Как известно, жадеиты имеют большую ценность за Великой Китайской стеной. Ханьцы и некоторые другие народы, живущие еще дальше на восток, почитают его священным камнем, и Фу-Цзи признавался на страницах своей рукописи, что в случае покупки мог удачно перепродать камни какому-нибудь храму, так как китайские месторождения жадеита уже истощаются вследствие большой популярности камня, а туранские, по всей видимости, еще велики. Но, сообщает купец, туранцы не пускают на свои земли искателей камней. Суфий же наотрез отказался продавать талисман, ссылаясь на то, что руны, выбитые на нем, охраняют его от напастей, а разрушить талисман, отняв от него камни, он не позволит, пусть даже ценой собственной жизни. Поскольку Фу-Цзи был наслышан, что суфии не только умеют проходить сквозь стены и летать по воздуху, но также им ведомы единоборства, рожденные в "стране, где едят змей", он оставил суфия в покое.
На обратной стороне жадеитового амулета рунами высечено имя шамана.
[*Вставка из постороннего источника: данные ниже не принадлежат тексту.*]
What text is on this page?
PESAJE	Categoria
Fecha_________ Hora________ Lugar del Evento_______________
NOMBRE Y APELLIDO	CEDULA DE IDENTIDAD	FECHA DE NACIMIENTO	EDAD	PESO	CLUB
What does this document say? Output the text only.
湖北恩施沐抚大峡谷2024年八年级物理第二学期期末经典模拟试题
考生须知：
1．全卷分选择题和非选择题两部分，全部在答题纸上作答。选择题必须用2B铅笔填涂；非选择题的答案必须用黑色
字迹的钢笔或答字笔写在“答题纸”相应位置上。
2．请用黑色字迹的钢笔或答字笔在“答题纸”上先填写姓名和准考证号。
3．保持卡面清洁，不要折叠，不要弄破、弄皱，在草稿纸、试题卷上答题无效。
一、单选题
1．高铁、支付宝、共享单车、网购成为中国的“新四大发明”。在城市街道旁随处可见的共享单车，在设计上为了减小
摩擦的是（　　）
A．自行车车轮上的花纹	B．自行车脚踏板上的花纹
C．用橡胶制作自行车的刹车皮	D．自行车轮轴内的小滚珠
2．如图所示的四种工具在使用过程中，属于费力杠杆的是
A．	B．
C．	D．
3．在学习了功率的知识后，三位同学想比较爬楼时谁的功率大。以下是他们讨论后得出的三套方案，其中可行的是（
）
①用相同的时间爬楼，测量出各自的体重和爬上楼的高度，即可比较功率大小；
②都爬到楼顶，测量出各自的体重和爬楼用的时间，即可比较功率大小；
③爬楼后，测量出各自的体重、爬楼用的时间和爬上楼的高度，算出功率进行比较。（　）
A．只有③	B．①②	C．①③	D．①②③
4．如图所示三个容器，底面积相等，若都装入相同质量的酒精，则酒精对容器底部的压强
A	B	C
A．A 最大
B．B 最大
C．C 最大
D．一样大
Его нельзя произносить вслух. Это связано с древним языческим поверьем Турана. От рождения человеку присваивается два имени - одно красивое, настоящее, его надо одевать как нарядное платье, только по большим праздникам, дабы злые духи в суете будней не могли испортить его, а второе - почти прозвище, простое и непритязательное, чтобы обмануть злых духов: пусть они, если им надо, одолевают ненастоящее имя человека. Зато истинное имя останется под охраной аллаха. На талисмане высечено ненастоящее имя шамана, незащищенное тайной, и потому могущее пробудить демонов тьмы, которые когда-либо одолевали его. Поэтому, пока имя не произнесено тем, кому принадлежит талисман, он несет в себе силу оберега.
Этот талисман хранится теперь у меня. Путем долгого многословного торга он был приобретен у антиквара, который если бы имел понятие о том, насколько талисман Тенгри важен для меня, то ни за что бы не уступил в цене.
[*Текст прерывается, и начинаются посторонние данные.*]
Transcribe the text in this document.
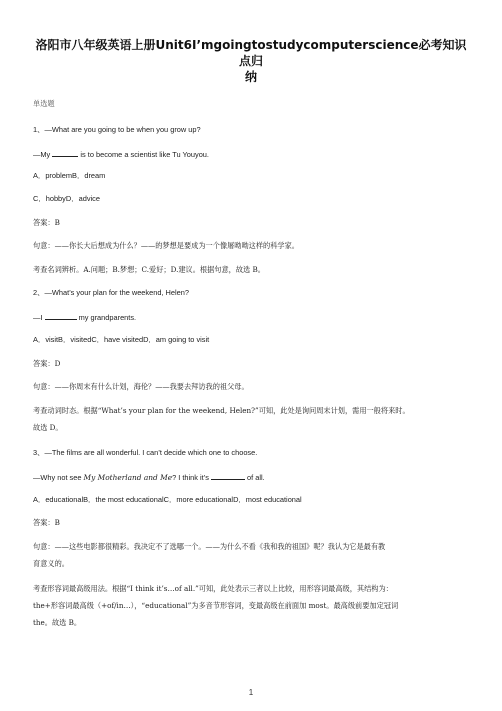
洛阳市八年级英语上册Unit6I’mgoingtostudycomputerscience必考知识点归
纳
单选题
1、—What are you going to be when you grow up?
—My	is to become a scientist like Tu Youyou.
A．problemB．dream
C．hobbyD．advice
答案：B
句意：——你长大后想成为什么？——的梦想是要成为一个像屠呦呦这样的科学家。
考查名词辨析。A.问题；B.梦想；C.爱好；D.建议。根据句意，故选 B。
2、—What’s your plan for the weekend, Helen?
—I	my grandparents.
A．visitB．visitedC．have visitedD．am going to visit
答案：D
句意：——你周末有什么计划，海伦？——我要去拜访我的祖父母。
考查动词时态。根据“What’s your plan for the weekend, Helen?”可知，此处是询问周末计划，需用一般将来时。
故选 D。
3、—The films are all wonderful. I can’t decide which one to choose.
—Why not see My Motherland and Me? I think it’s	of all.
A．educationalB．the most educationalC．more educationalD．most educational
答案：B
句意：——这些电影都很精彩。我决定不了选哪一个。——为什么不看《我和我的祖国》呢？我认为它是最有教
育意义的。
考查形容词最高级用法。根据“I think it’s…of all.”可知，此处表示三者以上比较，用形容词最高级，其结构为：
the+形容词最高级（+of/in…），“educational”为多音节形容词，变最高级在前面加 most。最高级前要加定冠词
the。故选 B。
1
Я храню талисман, хотя и боюсь его - слишком много тяжести прошлых веков лежит на нем. Но когда держишь его в руках, то невольно думаешь о том, что одна небольшая вещица смогла протянуть нить от меня на несколько поколений назад, заставила звучать в мировом многоголосье войн, народов, стран и страстей струну истории одного человека, то он становится удивительно ценным. И еще думаешь о том, что восстановить эту историю помогла письменная традиция, сохранившая звуки и голоса эпох, и если бы не тексты ханьских негоциантов, то вся моя линия потонула бы в океане истории человечества. И какой-то генетический природный ток крови подсказывает в эти мгновения картины - огонь, бубен, пляшущий в руках шамана, его имя в родовой хронике, ведшейся рукописно на тюркском Востоке. Тогда я начинаю чувствовать непередаваемый, странный прилив энергии и силы, глядя на серебряный, с узором суровым и немногословным, как характер номада, простой талисман Тенгри.